Arguing the central role hyperlinks play in the digital environment, the Computer & Communications
Industry Association (CCIA) wrote that linking to content freely available online should
be legal and was already ruled on by the court in earlier cases.
“If this capacity
to link is put in doubt, the web would lose its universality and power,” the
CCIA wrote. “The most important information medium of our time would be hobbled.”
The EU’s assault
on hyperlinks was not without warning.
Last November, European Parliament member Julia Reda
said the “European Commission is preparing a frontal attack on the hyperlink,
the basic building block of the Internet as we know it,” and warned the
commission’s decision to “break the Internet” could also affect American
websites linking to European content.
“From a practical
standpoint, this law would affect any news aggregator linking to and excerpting
works from European content sources, not just EU based aggregators,” Reda wrote
late last year.
“Each weblink
would become a legal landmine and would allow press publishers to hold every
single actor on the Internet liable,” said Reda.
According to the
Disruptive Competition Project, the outcome of the GS Media case could affect
“every web user” and place absurd burdens on content publishers.
“If the CJEU rules
that every web user, in Europe and beyond, is expected to verify the copyright status of every item on a page before linking to
that page, it could effectively destroy the web as we know it today,” write
Matt Schruers And Jakob Kucharczyk for Project-Disco.org.
“Would you have to
repeatedly check back on the sites you link to, in case the content on the site
you linked to has changed?
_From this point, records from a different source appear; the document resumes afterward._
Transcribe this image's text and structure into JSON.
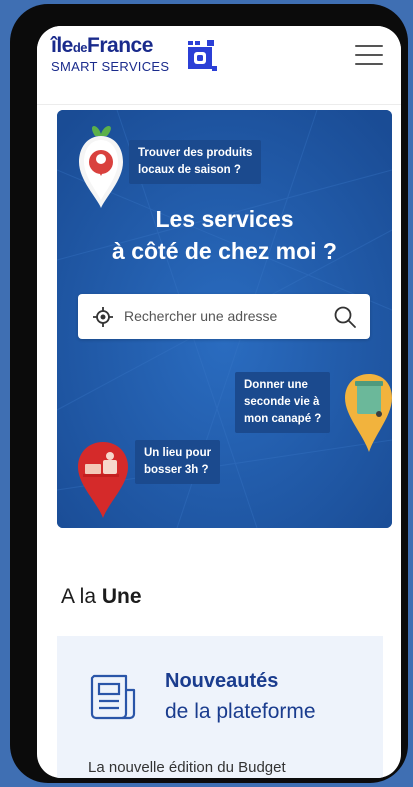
{
  "brand": {
    "name_prefix": "île",
    "name_small": "de",
    "name_suffix": "France",
    "tagline": "SMART SERVICES"
  },
  "colors": {
    "brand_blue": "#1a2b8c",
    "hero_blue": "#1f57a3",
    "bubble_blue": "#1b4a8e",
    "news_bg": "#eef3fb"
  },
  "header": {
    "menu_icon": "hamburger-icon"
  },
  "hero": {
    "title_line1": "Les services",
    "title_line2": "à côté de chez moi ?",
    "bubble_produits": {
      "line1": "Trouver des produits",
      "line2": "locaux de saison ?"
    },
    "bubble_canape": {
      "line1": "Donner une",
      "line2": "seconde vie à",
      "line3": "mon canapé ?"
    },
    "bubble_lieu": {
      "line1": "Un lieu pour",
      "line2": "bosser 3h ?"
    },
    "search": {
      "placeholder": "Rechercher une adresse",
      "value": "",
      "locate_icon": "crosshair-icon",
      "submit_icon": "search-icon"
    }
  },
  "une": {
    "title_prefix": "A la ",
    "title_bold": "Une"
  },
  "news": {
    "icon": "newspaper-icon",
    "title_bold": "Nouveautés",
    "title_regular": "de la plateforme",
    "excerpt": "La nouvelle édition du Budget"
  }
}
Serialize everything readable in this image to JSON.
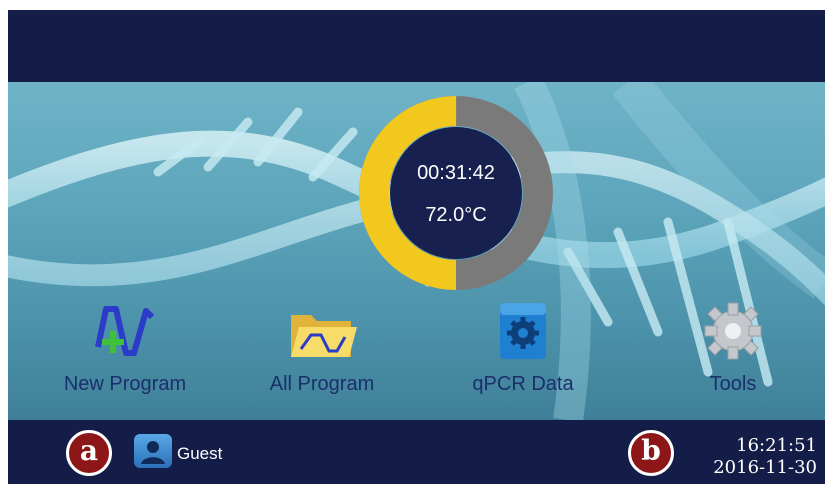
{
  "status": {
    "timer": "00:31:42",
    "temperature": "72.0°C",
    "progress_fraction": 0.5,
    "progress_color": "#f2c81e",
    "remaining_color": "#7a7a7a"
  },
  "apps": [
    {
      "label": "New Program",
      "icon": "new-program-icon"
    },
    {
      "label": "All Program",
      "icon": "folder-icon"
    },
    {
      "label": "qPCR Data",
      "icon": "data-gear-icon"
    },
    {
      "label": "Tools",
      "icon": "gear-icon"
    }
  ],
  "footer": {
    "marker_a": "a",
    "marker_b": "b",
    "user": "Guest",
    "time": "16:21:51",
    "date": "2016-11-30"
  },
  "colors": {
    "bar": "#141d48",
    "label_text": "#1b2f6b",
    "marker": "#8c1618"
  }
}
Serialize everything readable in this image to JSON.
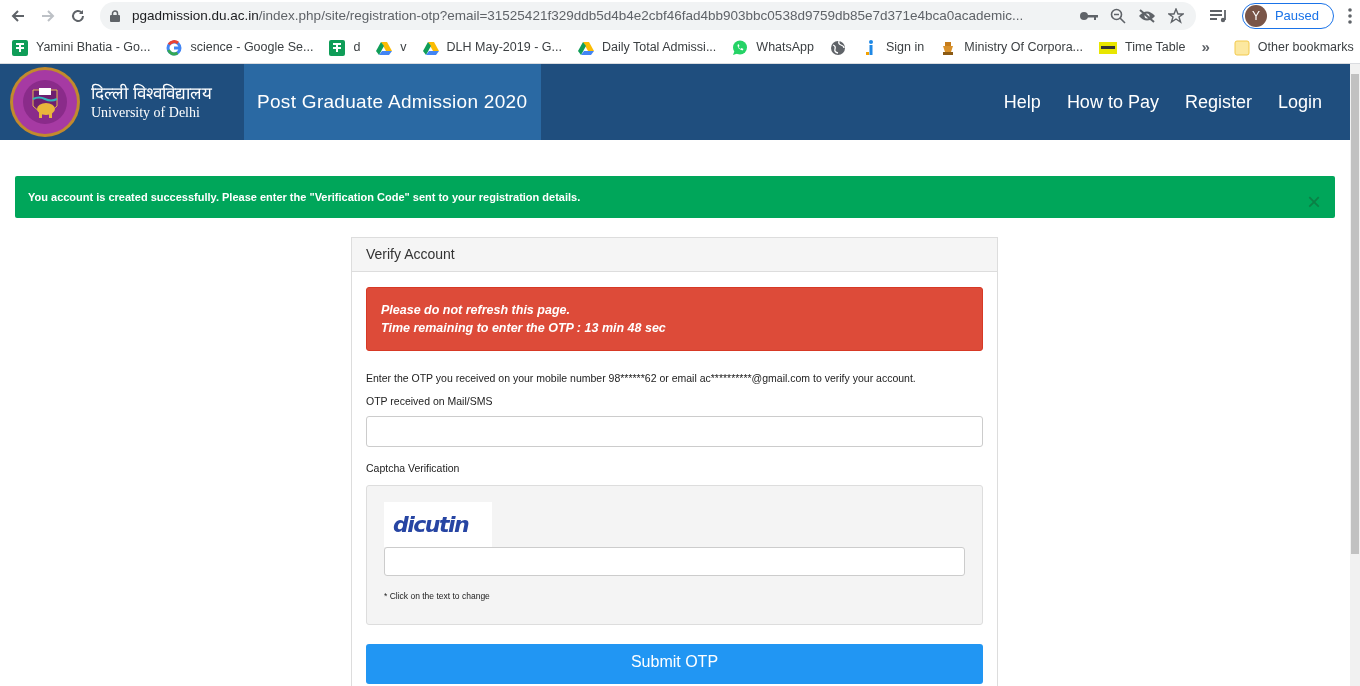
{
  "browser": {
    "url_host": "pgadmission.du.ac.in",
    "url_path": "/index.php/site/registration-otp?email=31525421f329ddb5d4b4e2cbf46fad4bb903bbc0538d9759db85e7d371e4bca0academic...",
    "profile_initial": "Y",
    "profile_status": "Paused",
    "bookmarks": [
      {
        "kind": "sheets",
        "label": "Yamini Bhatia - Go..."
      },
      {
        "kind": "google",
        "label": "science - Google Se..."
      },
      {
        "kind": "sheets",
        "label": "d"
      },
      {
        "kind": "drive",
        "label": "v"
      },
      {
        "kind": "drive",
        "label": "DLH May-2019 - G..."
      },
      {
        "kind": "drive",
        "label": "Daily Total Admissi..."
      },
      {
        "kind": "whatsapp",
        "label": "WhatsApp"
      },
      {
        "kind": "globe"
      },
      {
        "kind": "signin",
        "label": "Sign in"
      },
      {
        "kind": "emblem",
        "label": "Ministry Of Corpora..."
      },
      {
        "kind": "timetable",
        "label": "Time Table"
      }
    ],
    "overflow": "»",
    "other_bookmarks": "Other bookmarks"
  },
  "header": {
    "logo_hindi": "दिल्ली विश्वविद्यालय",
    "logo_english": "University of Delhi",
    "title": "Post Graduate Admission 2020",
    "nav": [
      "Help",
      "How to Pay",
      "Register",
      "Login"
    ]
  },
  "alert": {
    "message": "You account is created successfully. Please enter the \"Verification Code\" sent to your registration details.",
    "close": "×"
  },
  "card": {
    "title": "Verify Account",
    "warning_lines": [
      "Please do not refresh this page.",
      "Time remaining to enter the OTP : 13 min 48 sec"
    ],
    "instructions": "Enter the OTP you received on your mobile number 98******62 or email ac**********@gmail.com to verify your account.",
    "otp_label": "OTP received on Mail/SMS",
    "captcha_label": "Captcha Verification",
    "captcha_text": "dicutin",
    "captcha_hint": "* Click on the text to change",
    "submit": "Submit OTP"
  }
}
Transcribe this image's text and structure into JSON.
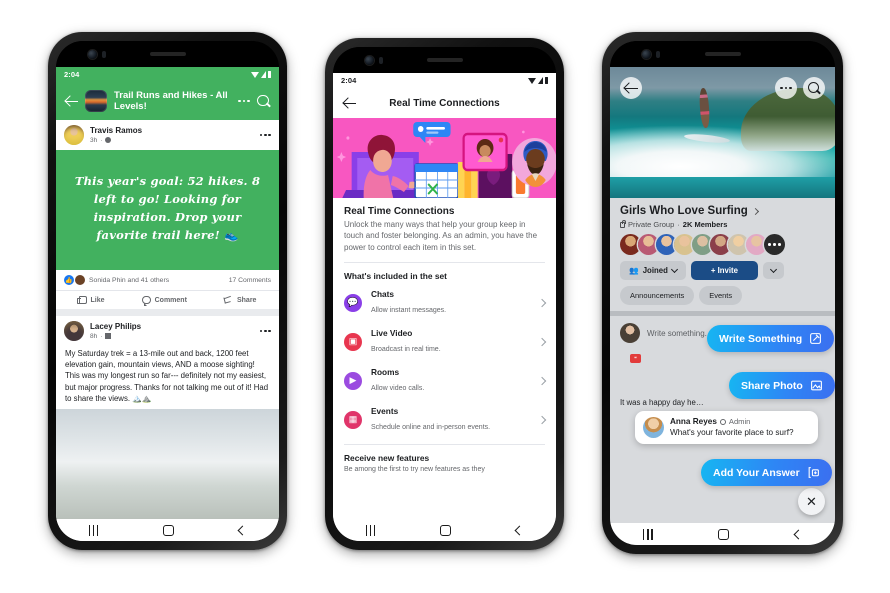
{
  "phones": [
    {
      "id": "phone-1",
      "status": {
        "time": "2:04",
        "icons": [
          "wifi-icon",
          "signal-icon",
          "battery-icon"
        ]
      },
      "header": {
        "back_icon": "arrow-left-icon",
        "group_thumb": "group-thumbnail",
        "title": "Trail Runs and Hikes - All Levels!",
        "more_icon": "more-horizontal-icon",
        "search_icon": "search-icon"
      },
      "posts": [
        {
          "author": "Travis Ramos",
          "time": "3h",
          "audience_icon": "globe-icon",
          "more_icon": "more-horizontal-icon",
          "background_text": "This year's goal: 52 hikes. 8 left to go! Looking for inspiration. Drop your favorite trail here! 👟",
          "background_color": "#42B15F",
          "reactions_text": "Sonida Phin and 41 others",
          "comments_text": "17 Comments",
          "actions": [
            "Like",
            "Comment",
            "Share"
          ]
        },
        {
          "author": "Lacey Philips",
          "time": "8h",
          "audience_icon": "group-icon",
          "more_icon": "more-horizontal-icon",
          "body": "My Saturday trek = a 13-mile out and back, 1200 feet elevation gain, mountain views, AND a moose sighting! This was my longest run so far--- definitely not my easiest, but major progress. Thanks for not talking me out of it! Had to share the views. 🏔️⛰️"
        }
      ],
      "navbar": [
        "recents-icon",
        "home-icon",
        "back-icon"
      ]
    },
    {
      "id": "phone-2",
      "status": {
        "time": "2:04",
        "icons": [
          "wifi-icon",
          "signal-icon",
          "battery-icon"
        ]
      },
      "header": {
        "back_icon": "arrow-left-icon",
        "title": "Real Time Connections"
      },
      "hero": {
        "name": "real-time-connections-illustration",
        "bg_color": "#F857C1"
      },
      "section": {
        "title": "Real Time Connections",
        "description": "Unlock the many ways that help your group keep in touch and foster belonging. As an admin, you have the power to control each item in this set.",
        "included_label": "What's included in the set"
      },
      "items": [
        {
          "title": "Chats",
          "subtitle": "Allow instant messages.",
          "icon": "chat-bubble-icon",
          "color": "#8A3FE8"
        },
        {
          "title": "Live Video",
          "subtitle": "Broadcast in real time.",
          "icon": "live-video-icon",
          "color": "#E8364F"
        },
        {
          "title": "Rooms",
          "subtitle": "Allow video calls.",
          "icon": "video-room-icon",
          "color": "#9B4BE0"
        },
        {
          "title": "Events",
          "subtitle": "Schedule online and in-person events.",
          "icon": "calendar-icon",
          "color": "#E0356A"
        }
      ],
      "footer": {
        "title": "Receive new features",
        "subtitle": "Be among the first to try new features as they"
      },
      "navbar": [
        "recents-icon",
        "home-icon",
        "back-icon"
      ]
    },
    {
      "id": "phone-3",
      "cover": {
        "name": "surfing-cover-photo"
      },
      "cover_buttons": {
        "back_icon": "arrow-left-icon",
        "more_icon": "more-horizontal-icon",
        "search_icon": "search-icon"
      },
      "group": {
        "name": "Girls Who Love Surfing",
        "chevron_icon": "chevron-right-icon",
        "privacy_icon": "lock-icon",
        "privacy": "Private Group",
        "separator": "·",
        "members": "2K Members"
      },
      "buttons": {
        "joined": "Joined",
        "joined_icon": "people-icon",
        "joined_caret": "chevron-down-icon",
        "invite": "+ Invite",
        "overflow_caret": "chevron-down-icon"
      },
      "tabs": [
        "Announcements",
        "Events"
      ],
      "composer": {
        "placeholder": "Write something...",
        "avatar": "user-avatar"
      },
      "feed_text": "It was a happy day he…",
      "floating_buttons": [
        {
          "label": "Write Something",
          "icon": "compose-icon"
        },
        {
          "label": "Share Photo",
          "icon": "photo-icon"
        },
        {
          "label": "Add Your Answer",
          "icon": "add-answer-icon"
        }
      ],
      "question_card": {
        "author": "Anna Reyes",
        "badge_icon": "admin-shield-icon",
        "badge": "Admin",
        "question": "What's your favorite place to surf?"
      },
      "close_button": {
        "icon": "close-icon",
        "label": "✕"
      },
      "navbar": [
        "recents-icon",
        "home-icon",
        "back-icon"
      ]
    }
  ]
}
Would you need to confirm that their licenses are
all paid in full? Would you also have to verify the copyright status of links
on the pages that you’re linking to?”
“If any of this
were the case,” Schruers and Kucharczyk write, “social media, search, blogs,
comment sections, online journalism could be faced with unmanageable legal
liability.”
Meanwhile in the
US, Internet pioneer and popular news aggregator Matt Drudge exclusively told Infowars last October that copyright laws which
prevent websites from linking to news stories were being debated.
“I had a Supreme
Court Justice tell me it’s over for me,” said Drudge. “They’ve got the votes
now to enforce copyright law, you’re out of there. They’re going to make it so
you can’t even use headlines.”
“To have a Supreme
Court Justice say to me it’s over, they’ve got the votes, which means time is
limited,” he said.
“That will end
(it) for me – fine – I’ve had a hell of a run,” said Drudge.